In the context of his death, I like to call this particularly messed up turn of events “Bury Your Gays and Stomp On Their Graves” because all the work that had been done to show Quentin’s coming to terms with his own sexuality is undone shortly before he dies.
There are other ways to write a character off a series.
A lot of people fall back on bad faith arguments like: what is a show supposed to do when an actor no longer wishes to appear in the series?
The answer, of course, is: ANYTHING ELSE. They could have done literally anything else to write Quentin out of the show and release Jason Ralph from his commitment. The Magicians takes place in a world WHERE MAGIC EXISTS, where characters leave the main story to go on their own adventures, and where average human beings can become gods. There’s no excuse for falling into lazy storytelling and reifying a trope that has been well-documented and mourned for a long time.
In the novels, Quentin gets kicked out of Fillory and decides to use his discipline, minor mendings, to build a new world for himself and Alice. He essentially walks through a door and never comes back. THAT WOULD HAVE WORKED and it wouldn’t do the work of retraumatizing queer audiences.
It comes down to this: To ignore the wider implications of making a character specifically queer, having him return to his prior unhealthy relationship with a woman, and then killing him off is a disservice to queer people everywhere. It is, at once, a declaration of the meaninglessness of the queer experience and an unforgivable reminder of the expendability of queer lives.

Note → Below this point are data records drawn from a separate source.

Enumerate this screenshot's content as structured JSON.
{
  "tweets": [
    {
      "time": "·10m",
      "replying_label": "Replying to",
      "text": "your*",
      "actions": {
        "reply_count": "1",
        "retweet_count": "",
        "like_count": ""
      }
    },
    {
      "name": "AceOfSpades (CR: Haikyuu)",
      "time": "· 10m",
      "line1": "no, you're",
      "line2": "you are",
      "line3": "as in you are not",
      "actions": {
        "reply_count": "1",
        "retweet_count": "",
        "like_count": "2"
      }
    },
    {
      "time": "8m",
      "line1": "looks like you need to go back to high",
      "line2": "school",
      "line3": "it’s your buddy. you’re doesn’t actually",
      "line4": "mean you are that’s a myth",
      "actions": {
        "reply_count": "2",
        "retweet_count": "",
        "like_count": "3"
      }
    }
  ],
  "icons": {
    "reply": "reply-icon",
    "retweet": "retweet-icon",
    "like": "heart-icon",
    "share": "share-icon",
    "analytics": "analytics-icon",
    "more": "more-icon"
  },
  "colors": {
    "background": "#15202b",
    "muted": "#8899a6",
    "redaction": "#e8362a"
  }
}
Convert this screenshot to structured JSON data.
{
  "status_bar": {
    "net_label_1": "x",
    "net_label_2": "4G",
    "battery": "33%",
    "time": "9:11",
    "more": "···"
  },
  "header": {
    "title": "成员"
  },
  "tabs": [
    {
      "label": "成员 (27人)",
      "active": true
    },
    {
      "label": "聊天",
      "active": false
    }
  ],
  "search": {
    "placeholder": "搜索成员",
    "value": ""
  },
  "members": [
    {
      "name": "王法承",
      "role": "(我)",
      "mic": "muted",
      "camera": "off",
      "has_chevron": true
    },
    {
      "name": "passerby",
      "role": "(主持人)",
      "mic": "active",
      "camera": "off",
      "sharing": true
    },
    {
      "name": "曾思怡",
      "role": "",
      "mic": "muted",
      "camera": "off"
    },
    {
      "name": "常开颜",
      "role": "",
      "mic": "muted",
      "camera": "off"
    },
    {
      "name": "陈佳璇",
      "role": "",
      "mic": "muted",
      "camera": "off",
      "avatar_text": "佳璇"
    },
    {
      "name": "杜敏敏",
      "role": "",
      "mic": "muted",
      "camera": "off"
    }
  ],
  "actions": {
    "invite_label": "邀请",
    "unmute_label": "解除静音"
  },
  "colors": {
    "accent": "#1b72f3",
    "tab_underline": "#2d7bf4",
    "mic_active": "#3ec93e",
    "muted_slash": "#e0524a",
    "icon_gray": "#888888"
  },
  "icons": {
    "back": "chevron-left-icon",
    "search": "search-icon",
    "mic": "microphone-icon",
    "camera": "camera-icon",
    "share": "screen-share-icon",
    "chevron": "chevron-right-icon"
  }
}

Series like The Magicians (and before it, Buffy the Vampire Slayer) trade on their reputations as queer and feminist shows. We watch them for their powerful women and their kickass queer characters and their storylines that affirm the power of survival. And what do they give us in return? They bury their gays.
Does that mean that all LGBTQ+ characters should be immortal? The rational response would be: of course not. Up until today I may have agreed with that argument, but right now I’m feeling a little less generous. It’s 20-f*cking-19 and there is no excuse for Bury Your Gays to pop up in a progressive TV show. Maybe until series and creators who make their money off queer characters and queer fandom take responsibility for how they use the lives and bodies of queer people, maybe until then, all LGBTQ+ characters should be immortal.
I’m pretty damn sick of watching every character who loves like me, who looks like me, who explores the bounds of their sexuality like me, die. I’m sick of watching characters bust down the doors of the closets that held them back only to have their queerness erased or elided through their deaths. I’m sick of watching relationships between men and women blossom onscreen only to see queer relationships torn apart by death.
Queer people deserve happy endings. We deserve them in real life and we deserve to see them onscreen and we deserve them now.
Until that’s the norm, you better damn well consider any queer character you create immortal. Because if you don’t, we queers will f*cking haunt your basic ass.